Government-provided recapitalisation packages to save banks from a black swan may need to consider trade-offs, including the possibility that firms may benefit from improved discounted lifetime profits but households may be worse off because of lower government expenditure in social sectors, according to a Reserve Bank of India (RBI) working paper.

Government bailout without any deregulation leads to a loss in the household’s utility, whereas profit for firms increases, RBI officials Saurabh Ghosh, Pawan Gopalakrishnan and Abhishek Ranjan said in the paper.

As the government bails out banks, its expenditure on households decreases, they added.

The aforementioned observation assumes that the government recapitalises either from its budget or by issuing recapitalisation bonds. The former reduces funds available for social spending directly, while the latter reduces it indirectly through interest spending.

Flexible rates

In terms of monetary policy, simulation results indicate that banks’ recapitalisation could be most effective when deposit / lending rates are flexible, as it leads to better rate transmission, according to the paper.

“But an easing cycle coupled with flexible rate regime may lead to a sharp decline in interest income and adversely impact consumers’ income and welfare.

“This also needs policy attention in a society with a large dependency on deposit interest income, emerging financial markets and a lack of social security,” the officials said in the paper titled Saving Banks from a Black Swan: Options and Trade-offs.

Tailored policies

The authors emphasised that it may be important to fine tune demand revival policies (via tax cuts or monetary expansion through an interest easing cycle) with appropriate and calibrated supply-side reform measures to achieve an optimal policy mix.

For instance, in the face of a cyclical decline in interest income, consumers may be encouraged to invest in liquid assets that exhibit counter-cyclical returns (gold bonds).

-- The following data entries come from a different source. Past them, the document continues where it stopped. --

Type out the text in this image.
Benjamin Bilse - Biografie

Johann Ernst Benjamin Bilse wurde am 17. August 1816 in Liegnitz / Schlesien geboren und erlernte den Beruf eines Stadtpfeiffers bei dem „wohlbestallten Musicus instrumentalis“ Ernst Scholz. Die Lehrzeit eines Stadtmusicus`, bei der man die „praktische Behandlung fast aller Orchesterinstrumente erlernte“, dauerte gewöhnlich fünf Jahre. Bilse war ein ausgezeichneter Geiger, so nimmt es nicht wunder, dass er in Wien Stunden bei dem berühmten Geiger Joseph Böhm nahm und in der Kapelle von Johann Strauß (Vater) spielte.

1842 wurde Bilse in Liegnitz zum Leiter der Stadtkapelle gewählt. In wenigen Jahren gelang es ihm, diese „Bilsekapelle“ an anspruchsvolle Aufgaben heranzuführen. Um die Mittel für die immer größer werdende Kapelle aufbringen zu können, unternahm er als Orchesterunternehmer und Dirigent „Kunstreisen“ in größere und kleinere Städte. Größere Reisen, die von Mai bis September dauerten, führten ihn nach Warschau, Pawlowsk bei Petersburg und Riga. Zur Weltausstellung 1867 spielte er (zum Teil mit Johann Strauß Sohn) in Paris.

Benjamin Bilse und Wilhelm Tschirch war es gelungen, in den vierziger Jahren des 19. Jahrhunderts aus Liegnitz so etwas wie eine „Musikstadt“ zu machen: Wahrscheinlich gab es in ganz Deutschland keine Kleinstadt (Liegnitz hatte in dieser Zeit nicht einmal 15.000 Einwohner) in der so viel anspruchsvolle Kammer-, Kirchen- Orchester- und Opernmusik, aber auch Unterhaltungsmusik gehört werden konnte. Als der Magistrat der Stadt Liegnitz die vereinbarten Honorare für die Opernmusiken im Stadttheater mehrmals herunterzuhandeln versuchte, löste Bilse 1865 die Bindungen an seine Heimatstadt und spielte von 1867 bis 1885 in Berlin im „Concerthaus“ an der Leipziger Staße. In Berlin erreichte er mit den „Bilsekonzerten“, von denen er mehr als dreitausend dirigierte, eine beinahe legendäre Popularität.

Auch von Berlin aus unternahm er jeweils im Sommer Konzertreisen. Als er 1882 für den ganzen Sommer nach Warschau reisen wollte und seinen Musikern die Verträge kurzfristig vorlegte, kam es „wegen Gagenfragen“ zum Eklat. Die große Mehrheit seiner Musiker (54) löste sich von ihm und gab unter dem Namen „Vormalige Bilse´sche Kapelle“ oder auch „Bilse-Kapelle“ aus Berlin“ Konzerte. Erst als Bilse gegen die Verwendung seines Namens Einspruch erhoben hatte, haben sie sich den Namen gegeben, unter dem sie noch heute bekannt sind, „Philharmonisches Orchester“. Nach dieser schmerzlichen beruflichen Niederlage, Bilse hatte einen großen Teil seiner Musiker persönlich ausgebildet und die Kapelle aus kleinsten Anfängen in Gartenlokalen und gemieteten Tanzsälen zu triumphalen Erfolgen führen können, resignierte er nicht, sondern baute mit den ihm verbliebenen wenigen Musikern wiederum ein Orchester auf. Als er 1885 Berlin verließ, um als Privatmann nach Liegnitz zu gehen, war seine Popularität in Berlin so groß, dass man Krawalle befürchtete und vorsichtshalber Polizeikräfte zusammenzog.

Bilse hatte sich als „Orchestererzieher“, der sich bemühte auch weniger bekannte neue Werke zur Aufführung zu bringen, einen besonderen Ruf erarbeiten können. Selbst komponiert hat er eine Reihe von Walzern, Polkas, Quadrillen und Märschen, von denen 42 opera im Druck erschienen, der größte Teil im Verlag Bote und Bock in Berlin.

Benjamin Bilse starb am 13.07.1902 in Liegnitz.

Further, demand-side measures may also include re-prioritisation of government expenditure towards capex spending and in social sector spending for stimulating demand and welfare.

Finally, on the banking reform side, policies such as further improvements in the banks’ governance and adequate capital buffers may be actively pursued to provide a cushion against black swan shocks and for bringing down the need for future bank recapitalisation, the authors said.

They noted that a black swan event could lead to loan defaults, which may have severe second-round implications for financial and macro stability.

“...The most recent Covid-19 outbreak could be considered an example of such a rare event.

“Well-designed economic policies generally attempt to address frictions (like shrinking liquidity, sticky alternative deposit rates and sticky government yields) and thereby help in economic revival,” the authors said.